When war was declared, William volunteered and joined the Army. He served under General George Washington and was appointed Commissary, which position he held during the service. He was present at the surrender of Lord Cornwallis at Yorktown, October 19, 1781. Soon after the war, William moved to Eastern North Carolina with his little family, remaining a short time. Hearing of a country in Southwest Virginia, called Clinch River, where land was good, range fine and game plenty; bear, deer and wild turkeys in abundance; with these inducements, William and twelve other families came to Southwest Virginia. They made their exodus in the summer of 1785, bringing their horses and cattle with them and located in Russell County VA, North of the mountain in the valley near Hayter's Gap.
Sometime between the surrender of the British Army at Yorktown and September 9, 1783, William and Margaret move to Caswell County NC, where a son was born. Here they remained until early 1785 when moved to the Hayter's Gap section of Washington County, VA. They settled in an area today known as Addington Cove, where a small stream known as Addington Branch has its headwaters.

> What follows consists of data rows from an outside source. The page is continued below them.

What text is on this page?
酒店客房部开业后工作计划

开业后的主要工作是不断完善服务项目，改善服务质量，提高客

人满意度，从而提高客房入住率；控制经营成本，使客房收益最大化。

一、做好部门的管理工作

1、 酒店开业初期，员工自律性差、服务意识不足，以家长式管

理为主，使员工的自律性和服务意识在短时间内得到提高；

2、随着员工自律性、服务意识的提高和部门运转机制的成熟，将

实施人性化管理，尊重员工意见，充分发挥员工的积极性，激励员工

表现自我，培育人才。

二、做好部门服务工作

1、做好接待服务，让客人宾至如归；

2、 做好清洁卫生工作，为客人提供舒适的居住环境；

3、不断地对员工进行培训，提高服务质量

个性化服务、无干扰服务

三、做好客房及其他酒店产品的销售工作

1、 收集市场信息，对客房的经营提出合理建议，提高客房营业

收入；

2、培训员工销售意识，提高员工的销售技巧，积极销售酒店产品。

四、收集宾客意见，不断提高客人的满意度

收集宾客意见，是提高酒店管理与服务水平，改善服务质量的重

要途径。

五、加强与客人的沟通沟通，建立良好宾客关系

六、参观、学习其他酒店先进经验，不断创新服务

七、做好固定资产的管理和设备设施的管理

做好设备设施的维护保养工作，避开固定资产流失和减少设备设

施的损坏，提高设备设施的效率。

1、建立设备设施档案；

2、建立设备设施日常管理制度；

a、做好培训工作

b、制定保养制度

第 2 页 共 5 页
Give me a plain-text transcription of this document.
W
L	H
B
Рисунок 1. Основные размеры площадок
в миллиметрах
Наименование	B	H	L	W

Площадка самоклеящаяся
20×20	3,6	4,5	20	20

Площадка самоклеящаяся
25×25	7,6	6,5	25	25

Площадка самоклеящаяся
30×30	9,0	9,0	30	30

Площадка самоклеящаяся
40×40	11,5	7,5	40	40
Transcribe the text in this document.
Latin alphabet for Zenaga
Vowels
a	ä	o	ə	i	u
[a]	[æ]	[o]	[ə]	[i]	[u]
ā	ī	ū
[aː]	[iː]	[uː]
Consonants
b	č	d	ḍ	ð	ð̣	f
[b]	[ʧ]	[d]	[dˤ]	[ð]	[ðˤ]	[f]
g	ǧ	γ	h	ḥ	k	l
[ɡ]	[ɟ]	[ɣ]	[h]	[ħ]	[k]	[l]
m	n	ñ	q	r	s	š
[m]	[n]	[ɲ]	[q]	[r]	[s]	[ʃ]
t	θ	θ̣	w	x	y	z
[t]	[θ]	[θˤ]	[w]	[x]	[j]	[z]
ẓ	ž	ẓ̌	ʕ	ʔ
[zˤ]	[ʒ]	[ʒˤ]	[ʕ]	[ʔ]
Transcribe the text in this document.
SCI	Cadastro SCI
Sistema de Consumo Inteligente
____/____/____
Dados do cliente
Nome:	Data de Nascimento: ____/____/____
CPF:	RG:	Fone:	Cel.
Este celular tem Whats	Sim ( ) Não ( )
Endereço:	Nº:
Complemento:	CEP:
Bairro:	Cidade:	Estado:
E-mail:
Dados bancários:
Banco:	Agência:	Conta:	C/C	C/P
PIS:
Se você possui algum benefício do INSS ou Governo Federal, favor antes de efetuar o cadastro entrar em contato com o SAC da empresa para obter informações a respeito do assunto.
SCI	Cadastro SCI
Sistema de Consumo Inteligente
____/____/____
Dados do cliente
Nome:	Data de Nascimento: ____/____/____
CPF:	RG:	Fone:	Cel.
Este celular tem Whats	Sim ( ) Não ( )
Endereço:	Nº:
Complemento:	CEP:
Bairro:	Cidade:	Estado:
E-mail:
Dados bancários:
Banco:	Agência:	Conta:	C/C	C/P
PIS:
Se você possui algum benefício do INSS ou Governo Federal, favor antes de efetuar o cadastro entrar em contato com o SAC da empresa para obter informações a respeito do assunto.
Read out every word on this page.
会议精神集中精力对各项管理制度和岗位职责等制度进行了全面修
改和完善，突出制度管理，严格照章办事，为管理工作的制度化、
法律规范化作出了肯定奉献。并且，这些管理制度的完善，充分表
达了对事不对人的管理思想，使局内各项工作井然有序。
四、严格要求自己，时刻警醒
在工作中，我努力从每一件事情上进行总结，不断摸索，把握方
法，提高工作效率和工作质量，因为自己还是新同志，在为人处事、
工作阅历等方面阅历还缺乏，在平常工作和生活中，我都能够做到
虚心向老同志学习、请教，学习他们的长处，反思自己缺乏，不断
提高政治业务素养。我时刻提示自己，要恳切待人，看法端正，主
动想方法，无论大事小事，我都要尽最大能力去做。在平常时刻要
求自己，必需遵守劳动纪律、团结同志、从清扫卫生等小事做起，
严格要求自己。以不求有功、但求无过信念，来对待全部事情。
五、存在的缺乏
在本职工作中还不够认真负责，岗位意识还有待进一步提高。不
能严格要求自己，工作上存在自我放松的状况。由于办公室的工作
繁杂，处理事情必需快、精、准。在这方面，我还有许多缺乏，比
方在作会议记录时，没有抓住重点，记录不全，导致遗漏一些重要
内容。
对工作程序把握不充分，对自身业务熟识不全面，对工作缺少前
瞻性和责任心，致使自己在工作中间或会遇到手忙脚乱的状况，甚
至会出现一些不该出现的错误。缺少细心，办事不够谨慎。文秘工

This area still echoes the memory of their early settlement.
It is possible that around 1799, William begins to slip into the mental condition which will plague him for the rest of his life. On November 4, 1799 William withdraws his entry of 100 acres made on July 26, 1792 and reenters his
100 acres on the top of War Gap Ridge, near Jacob Crabtree. It is probable that this move was done to be nearer to Margaret's brother Charles Cromwell, who was also a resident of the War Gap Ridge Section, having moved there prior to 1785.
The 1802 Russell County Tax List is the last time William Addington is mentioned in any of the Russell County Records. On July 12, 1802, William was admitted to the Lunatic Hospital in Williamsburg VA. William appears on a list of patients at the Hospital from 1800 to 1815. He was being treated for melancholy, today more commonly known as depression.
When William died on February 9, 1805, the hospital had two carpenters construct a coffin for him. He was buried on the ground of the Hospital. There now stands a memorial to all that were buried there. The site is now the National Center for State Courts.